Document Type : Research Article (s)
1 Department of Counseling, Ahvaz Branch, Islamic Azad University, Ahvaz, Iran
2 Department of Counseling, Masjed Soleiman Branch, Islamic Azad University, Masjed Soleiman, Iran
Background: Academic resilience can increase the generalized flexibility of students to confront problems, stresses, and challenging demands and conditions during the school year, leading to success and improvement in academic performance. The present study aimed to investigate the effectiveness of self-regulation training in improving engagement and academic resilience in high school students.

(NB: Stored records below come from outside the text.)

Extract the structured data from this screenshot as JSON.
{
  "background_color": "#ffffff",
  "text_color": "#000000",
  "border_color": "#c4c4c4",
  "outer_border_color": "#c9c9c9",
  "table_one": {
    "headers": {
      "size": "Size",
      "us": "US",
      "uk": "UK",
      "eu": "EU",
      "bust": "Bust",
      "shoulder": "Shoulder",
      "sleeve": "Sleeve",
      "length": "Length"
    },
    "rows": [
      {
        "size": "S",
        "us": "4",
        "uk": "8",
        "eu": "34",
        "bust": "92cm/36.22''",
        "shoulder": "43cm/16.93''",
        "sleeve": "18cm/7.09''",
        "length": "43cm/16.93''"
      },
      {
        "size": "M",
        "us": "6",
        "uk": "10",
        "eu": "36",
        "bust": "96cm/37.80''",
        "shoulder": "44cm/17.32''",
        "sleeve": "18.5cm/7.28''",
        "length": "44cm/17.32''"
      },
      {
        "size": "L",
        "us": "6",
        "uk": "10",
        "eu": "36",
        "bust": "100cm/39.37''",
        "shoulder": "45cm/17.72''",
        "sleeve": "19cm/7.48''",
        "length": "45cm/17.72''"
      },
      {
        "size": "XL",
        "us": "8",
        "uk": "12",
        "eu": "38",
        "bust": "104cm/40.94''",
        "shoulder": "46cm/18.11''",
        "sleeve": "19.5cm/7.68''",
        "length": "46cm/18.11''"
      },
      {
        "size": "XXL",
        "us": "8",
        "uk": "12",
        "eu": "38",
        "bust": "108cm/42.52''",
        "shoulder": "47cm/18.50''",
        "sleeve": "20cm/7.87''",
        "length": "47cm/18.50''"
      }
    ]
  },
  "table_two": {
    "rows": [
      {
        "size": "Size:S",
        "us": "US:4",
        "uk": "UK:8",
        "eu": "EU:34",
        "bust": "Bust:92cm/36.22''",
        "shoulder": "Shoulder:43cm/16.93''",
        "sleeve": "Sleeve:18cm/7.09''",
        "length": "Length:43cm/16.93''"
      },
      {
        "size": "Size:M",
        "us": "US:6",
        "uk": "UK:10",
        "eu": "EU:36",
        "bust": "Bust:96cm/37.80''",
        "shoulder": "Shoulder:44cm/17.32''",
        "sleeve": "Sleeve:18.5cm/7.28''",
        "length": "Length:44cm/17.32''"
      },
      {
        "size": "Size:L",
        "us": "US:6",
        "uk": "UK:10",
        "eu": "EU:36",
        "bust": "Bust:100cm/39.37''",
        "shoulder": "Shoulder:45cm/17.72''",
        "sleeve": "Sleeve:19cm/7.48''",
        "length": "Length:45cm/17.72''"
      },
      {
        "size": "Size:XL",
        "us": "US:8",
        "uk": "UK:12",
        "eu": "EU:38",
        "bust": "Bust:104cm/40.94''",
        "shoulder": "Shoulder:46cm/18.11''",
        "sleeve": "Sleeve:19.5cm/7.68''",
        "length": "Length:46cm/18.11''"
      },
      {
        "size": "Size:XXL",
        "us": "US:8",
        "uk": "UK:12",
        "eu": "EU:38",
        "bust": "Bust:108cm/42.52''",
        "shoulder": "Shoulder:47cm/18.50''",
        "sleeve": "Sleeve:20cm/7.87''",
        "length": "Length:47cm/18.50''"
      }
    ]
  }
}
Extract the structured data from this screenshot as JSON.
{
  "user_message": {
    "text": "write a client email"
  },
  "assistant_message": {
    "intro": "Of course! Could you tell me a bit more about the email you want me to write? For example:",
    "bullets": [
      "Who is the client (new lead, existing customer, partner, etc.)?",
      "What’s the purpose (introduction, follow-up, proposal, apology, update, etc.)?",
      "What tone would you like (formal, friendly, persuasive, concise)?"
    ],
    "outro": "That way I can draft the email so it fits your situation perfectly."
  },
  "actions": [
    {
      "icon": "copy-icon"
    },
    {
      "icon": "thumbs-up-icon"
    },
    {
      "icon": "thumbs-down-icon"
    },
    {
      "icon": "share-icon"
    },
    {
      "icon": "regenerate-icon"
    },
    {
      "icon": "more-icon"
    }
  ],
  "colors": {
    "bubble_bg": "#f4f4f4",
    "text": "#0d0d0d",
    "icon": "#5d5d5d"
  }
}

Methods: This research was a quasi-experimental study. The statistical population included all tenth-grade male students in Ahvaz, Iran, in 2021. Forty tenth-grade students were selected through multistage cluster sampling and were randomly placed into intervention and control groups (n=20 students in each group) using a random number table. The intervention group received seven 90-minute self-regulation training sessions, while the control group received no psychological training. The Academic Resilience Scale (ARS) and the Utrecht Work Engagement Scale for Students were administered to both groups (intervention and control) before and after the training sessions. The collected data were analyzed by repeated measures ANOVA in SPSS version 23.
Results: Mean (±SD) of academic engagement for the intervention group in the pretest, posttest, and follow-up stages were 46.60±5.83, 54.65±7.96, and 54.55±7.34, respectively; while in the control group, the means were 46.85±6.38, 47.15±5.81, and 47.35±5.98, respectively. Moreover, the mean (±SD) of academic resilience for the intervention group in the pretest, posttest, and follow-up stages were 17.60±3.55, 25.65±4.98, and 25.35±4.22, respectively; while in the control group, the means were 19.80±4.01, 19.35±3.82, and 18.85±4.12, respectively. The results demonstrated a significant difference between the intervention and control groups in the mean scores of student engagement and academic resilience (P<0.001). Accordingly, a significant rise was observed in the intervention group’s posttest scores of student engagement and academic resilience (P<0.001). Moreover, the follow-up showed the stability of the influence of self-regulation training.
Conclusion: The study findings indicated that self-regulation training effectively improved student engagement and academic resilience in senior high school male students. Therefore, self-regulation training sessions are recommended to improve the psychological skills of students.